Muy probablemente, en gran medida, estamos asistiendo hoy a la tan temible cosecha de los frutos podridos, estamos contemplando a nuestro pesar la conversión natural e inevitable de aquellas semillas negras, enterradas ayer, con osadía, en el fértil campo de la más rica ignorancia.
La decadencia de algunas celebridades, ineludible y trágica en determinados casos, obliga casi siempre a adoptar roles grotescos. Lo que podría advertirse en un principio como pícara estrategia o tablón salvavidas, como espaldarazo de emergencia, acaba convirtiéndose invariablemente en sangrienta puntilla, en empujón definitivo que aboca al abismo insondable de la ignominia y del más grueso desprecio.
No habría suficiente tinta en las redes sociales —habría que subir al monte a buscar más— para descalificar exacerbada y groseramente, pongamos por caso, a un célebre y mediático veterinario que, un día cualquiera, inspirado por el capricho de un agudo dolor de muelas, se decidiese a opinar abiertamente sobre las particularidades de la escena teatral, sobre la conveniencia de abordar el verso de una u otra manera, sobre la oportunidad de exagerar enfáticamente un gesto o murmurar, con apropiado titubeo, el final de una estrofa.
Claro, que, entonces, no se estaría frivolizando, como ha ocurrido en estos casos, con la salud de una población.
La arrogante ignorancia de algunas celebridades en lastimosa y visible decadencia —que son arropadas inmediatamente, redoble de tambores, por otros fenómenos venidos a menos de la esfera pseudoartística— es tal, es tan terrible y apasionada, tan aparentemente infinita, que no se sonrojan ante las incontestables reacciones del gremio sanitario profesional, que no parpadean siquiera ante las contundentes evidencias que ofrece, como atronadora y desgarrada protesta, la comunidad científica.

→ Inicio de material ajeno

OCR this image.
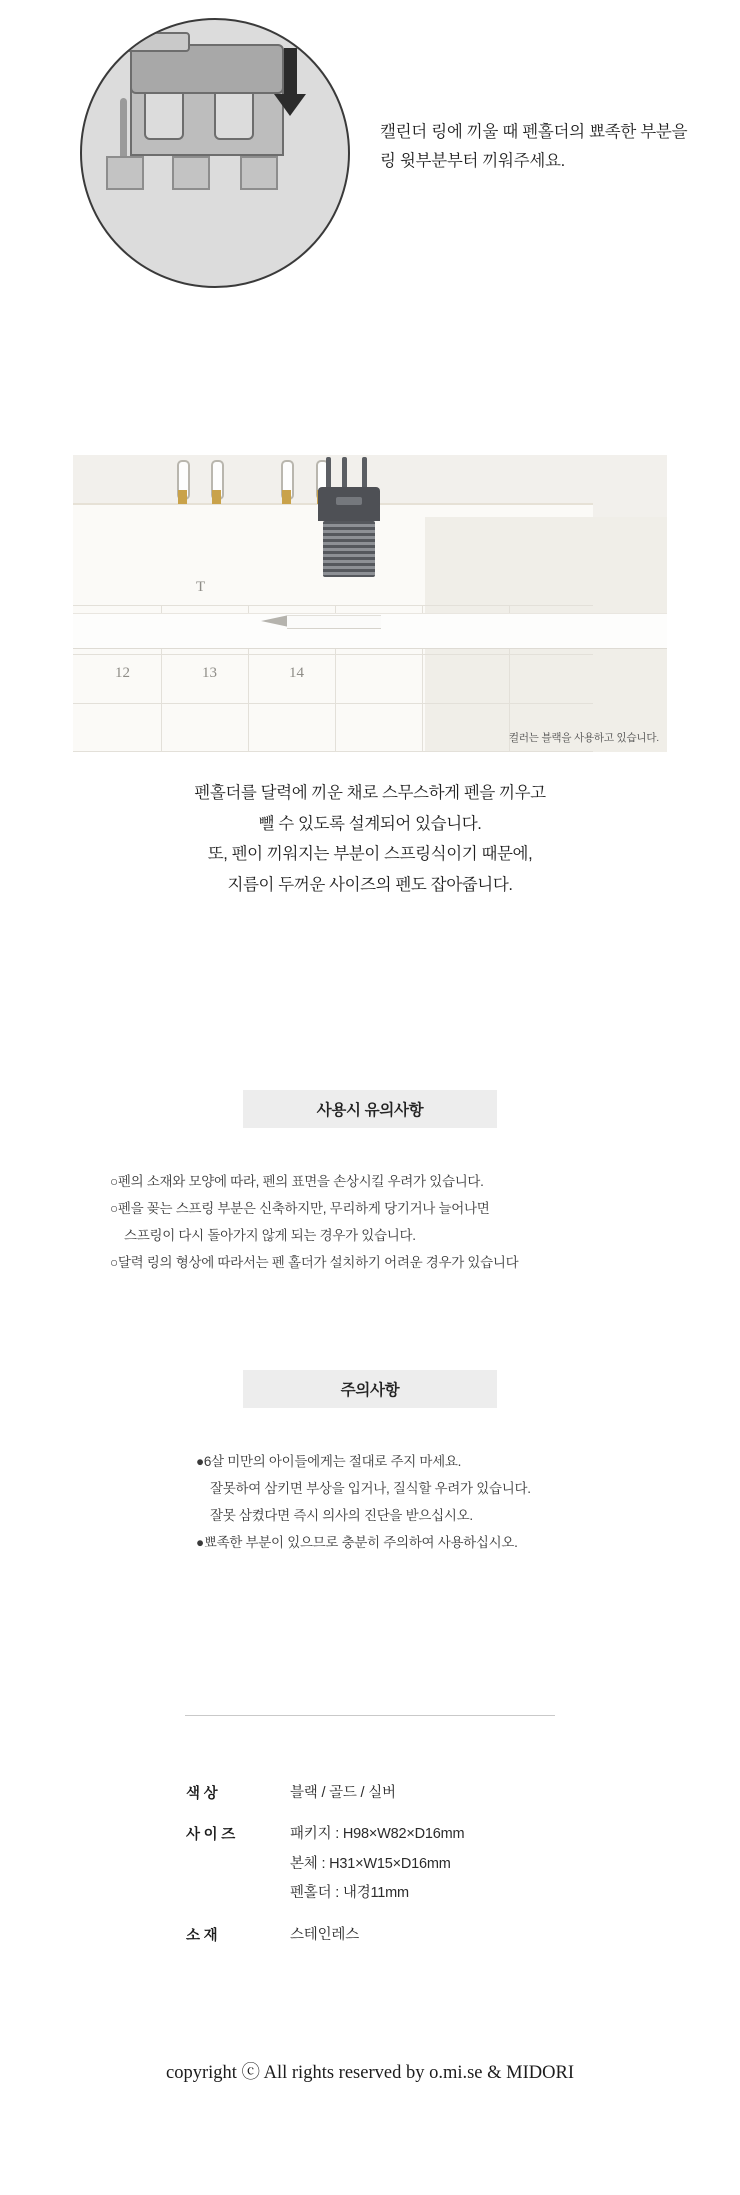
캘린더 링에 끼울 때 펜홀더의 뾰족한 부분을 링 윗부분부터 끼워주세요.
T
12	13	14
컬러는 블랙을 사용하고 있습니다.
펜홀더를 달력에 끼운 채로 스무스하게 펜을 끼우고
뺄 수 있도록 설계되어 있습니다.
또, 펜이 끼워지는 부분이 스프링식이기 때문에,
지름이 두꺼운 사이즈의 펜도 잡아줍니다.
사용시 유의사항
○펜의 소재와 모양에 따라, 펜의 표면을 손상시킬 우려가 있습니다.
○펜을 꽂는 스프링 부분은 신축하지만, 무리하게 당기거나 늘어나면
스프링이 다시 돌아가지 않게 되는 경우가 있습니다.
○달력 링의 형상에 따라서는 펜 홀더가 설치하기 어려운 경우가 있습니다
주의사항
●6살 미만의 아이들에게는 절대로 주지 마세요.
잘못하여 삼키면 부상을 입거나, 질식할 우려가 있습니다.
잘못 삼켰다면 즉시 의사의 진단을 받으십시오.
●뾰족한 부분이 있으므로 충분히 주의하여 사용하십시오.
색 상	블랙 / 골드 / 실버
사 이 즈	패키지 : H98×W82×D16mm
본체 : H31×W15×D16mm
펜홀더 : 내경11mm
소 재	스테인레스
copyright ⓒ All rights reserved by o.mi.se & MIDORI
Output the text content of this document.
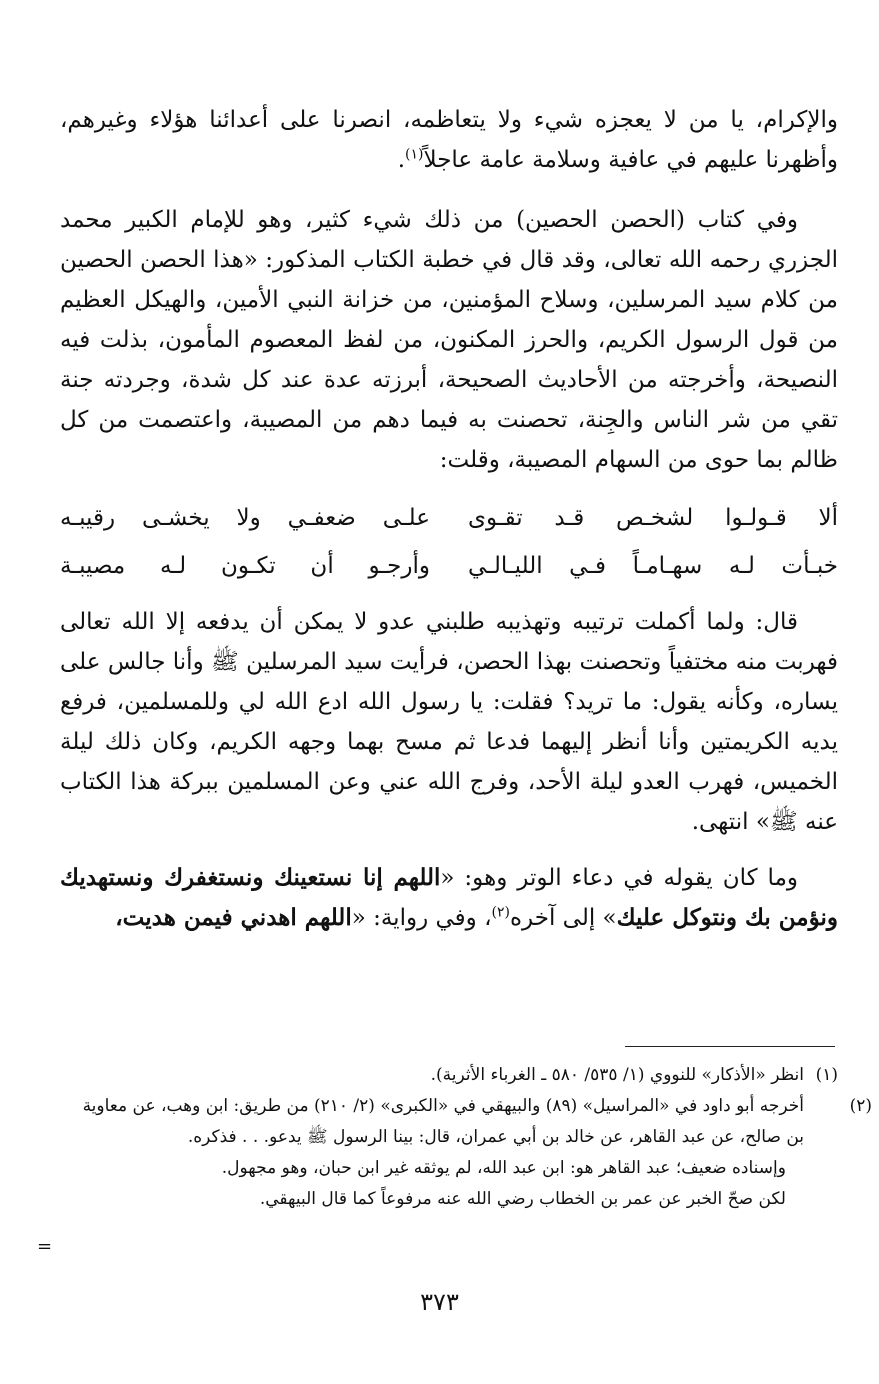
والإكرام، يا من لا يعجزه شيء ولا يتعاظمه، انصرنا على أعدائنا هؤلاء وغيرهم، وأظهرنا عليهم في عافية وسلامة عامة عاجلاً$^{(١)}$.

وفي كتاب (الحصن الحصين) من ذلك شيء كثير، وهو للإمام الكبير محمد الجزري رحمه الله تعالى، وقد قال في خطبة الكتاب المذكور: «هذا الحصن الحصين من كلام سيد المرسلين، وسلاح المؤمنين، من خزانة النبي الأمين، والهيكل العظيم من قول الرسول الكريم، والحرز المكنون، من لفظ المعصوم المأمون، بذلت فيه النصيحة، وأخرجته من الأحاديث الصحيحة، أبرزته عدة عند كل شدة، وجردته جنة تقي من شر الناس والجِنة، تحصنت به فيما دهم من المصيبة، واعتصمت من كل ظالم بما حوى من السهام المصيبة، وقلت:

ألا قـولـوا لشخـص قـد تقـوى
علـى ضعفـي ولا يخشـى رقيبـه
خبـأت لـه سهـامـاً فـي الليـالـي
وأرجـو أن تكـون لـه مصيبـة

قال: ولما أكملت ترتيبه وتهذيبه طلبني عدو لا يمكن أن يدفعه إلا الله تعالى فهربت منه مختفياً وتحصنت بهذا الحصن، فرأيت سيد المرسلين ﷺ وأنا جالس على يساره، وكأنه يقول: ما تريد؟ فقلت: يا رسول الله ادع الله لي وللمسلمين، فرفع يديه الكريمتين وأنا أنظر إليهما فدعا ثم مسح بهما وجهه الكريم، وكان ذلك ليلة الخميس، فهرب العدو ليلة الأحد، وفرج الله عني وعن المسلمين ببركة هذا الكتاب عنه ﷺ» انتهى.

وما كان يقوله في دعاء الوتر وهو: «اللهم إنا نستعينك ونستغفرك ونستهديك ونؤمن بك ونتوكل عليك» إلى آخره$^{(٢)}$، وفي رواية: «اللهم اهدني فيمن هديت،

(١)انظر «الأذكار» للنووي (١/ ٥٣٥/ ٥٨٠ ـ الغرباء الأثرية).

(٢)أخرجه أبو داود في «المراسيل» (٨٩) والبيهقي في «الكبرى» (٢/ ٢١٠) من طريق: ابن وهب، عن معاوية بن صالح، عن عبد القاهر، عن خالد بن أبي عمران، قال: بينا الرسول ﷺ يدعو. . . فذكره.

وإسناده ضعيف؛ عبد القاهر هو: ابن عبد الله، لم يوثقه غير ابن حبان، وهو مجهول.

لكن صحّ الخبر عن عمر بن الخطاب رضي الله عنه مرفوعاً كما قال البيهقي.

=
٣٧٣
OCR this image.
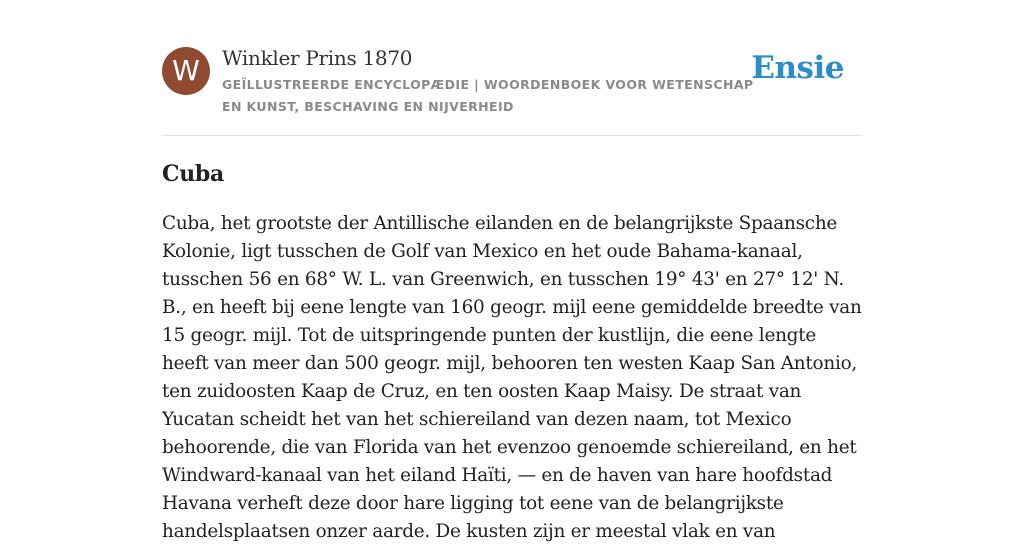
W	Winkler Prins 1870
GEÏLLUSTREERDE ENCYCLOPÆDIE | WOORDENBOEK VOOR WETENSCHAP EN KUNST, BESCHAVING EN NIJVERHEID
Ensie
Cuba
Cuba, het grootste der Antillische eilanden en de belangrijkste Spaansche Kolonie, ligt tusschen de Golf van Mexico en het oude Bahama-kanaal, tusschen 56 en 68° W. L. van Greenwich, en tusschen 19° 43' en 27° 12' N. B., en heeft bij eene lengte van 160 geogr. mijl eene gemiddelde breedte van 15 geogr. mijl. Tot de uitspringende punten der kustlijn, die eene lengte heeft van meer dan 500 geogr. mijl, behooren ten westen Kaap San Antonio, ten zuidoosten Kaap de Cruz, en ten oosten Kaap Maisy. De straat van Yucatan scheidt het van het schiereiland van dezen naam, tot Mexico behoorende, die van Florida van het evenzoo genoemde schiereiland, en het Windward-kanaal van het eiland Haïti, — en de haven van hare hoofdstad Havana verheft deze door hare ligging tot eene van de belangrijkste handelsplaatsen onzer aarde. De kusten zijn er meestal vlak en van
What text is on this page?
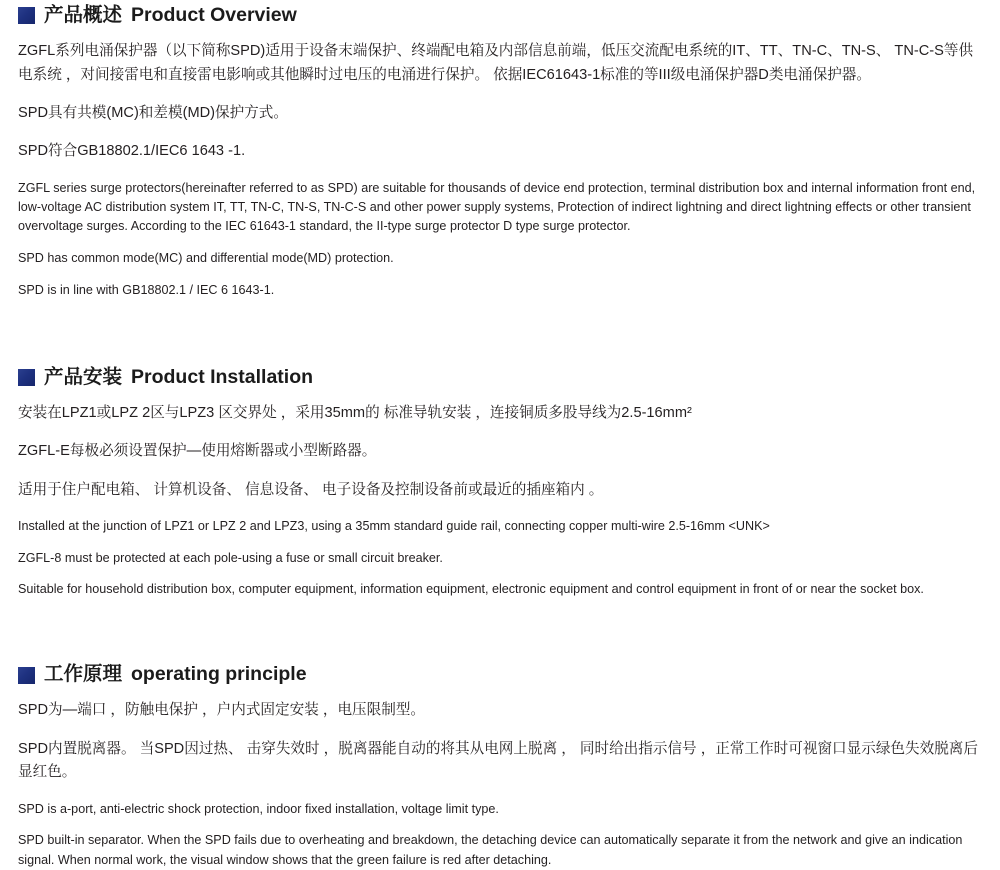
产品概述 Product Overview

ZGFL系列电涌保护器（以下简称SPD)适用于设备末端保护、终端配电箱及内部信息前端，低压交流配电系统的IT、TT、TN-C、TN-S、 TN-C-S等供电系统 ，对间接雷电和直接雷电影响或其他瞬时过电压的电涌进行保护。 依据IEC61643-1标准的等III级电涌保护器D类电涌保护器。

SPD具有共模(MC)和差模(MD)保护方式。

SPD符合GB18802.1/IEC6 1643 -1.

ZGFL series surge protectors(hereinafter referred to as SPD) are suitable for thousands of device end protection, terminal distribution box and internal information front end, low-voltage AC distribution system IT, TT, TN-C, TN-S, TN-C-S and other power supply systems, Protection of indirect lightning and direct lightning effects or other transient overvoltage surges. According to the IEC 61643-1 standard, the II-type surge protector D type surge protector.

SPD has common mode(MC) and differential mode(MD) protection.

SPD is in line with GB18802.1 / IEC 6 1643-1.

产品安装 Product Installation

安装在LPZ1或LPZ 2区与LPZ3 区交界处 ，采用35mm的 标准导轨安装 ，连接铜质多股导线为2.5-16mm²

ZGFL-E每极必须设置保护—使用熔断器或小型断路器。

适用于住户配电箱、 计算机设备、 信息设备、 电子设备及控制设备前或最近的插座箱内 。

Installed at the junction of LPZ1 or LPZ 2 and LPZ3, using a 35mm standard guide rail, connecting copper multi-wire 2.5-16mm <UNK>

ZGFL-8 must be protected at each pole-using a fuse or small circuit breaker.

Suitable for household distribution box, computer equipment, information equipment, electronic equipment and control equipment in front of or near the socket box.

工作原理 operating principle

SPD为—端口 ，防触电保护 ，户内式固定安装 ，电压限制型。

SPD内置脱离器。 当SPD因过热、 击穿失效时 ，脱离器能自动的将其从电网上脱离 ， 同时给出指示信号 ，正常工作时可视窗口显示绿色失效脱离后显红色。

SPD is a-port, anti-electric shock protection, indoor fixed installation, voltage limit type.

SPD built-in separator. When the SPD fails due to overheating and breakdown, the detaching device can automatically separate it from the network and give an indication signal. When normal work, the visual window shows that the green failure is red after detaching.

Harta ésta, por lo demás, de tanto intrusismo nocivo, de tanto vociferante pelagatos y viejas glorias enronquecidas e iluminadas.
Yo, anquilosada celebridad, actriz de polvorienta notoriedad, me encaramo al mullido sillón de la sabiduría y enarbolo sin pudor el cetro macizo de la absoluta verdad, y descalabro con él a quien se atreva a contradecirme. Mi reputación me precede. Aparecí en pelotas en el sagrado celuloide, ergo alguna cosa sé de la vida. De la vida y de lo que se tercie. Hasta de vacunas. Y ay de ti, miserable odiador, que pones en duda mi conocimiento amplio y sin fisuras, ay de ti, mamarracho, que subestimas el poder de mi popularidad, de mi cátedra.
Y así nos luce el pelo, y así, con motivo, se nos va por patas la ciencia.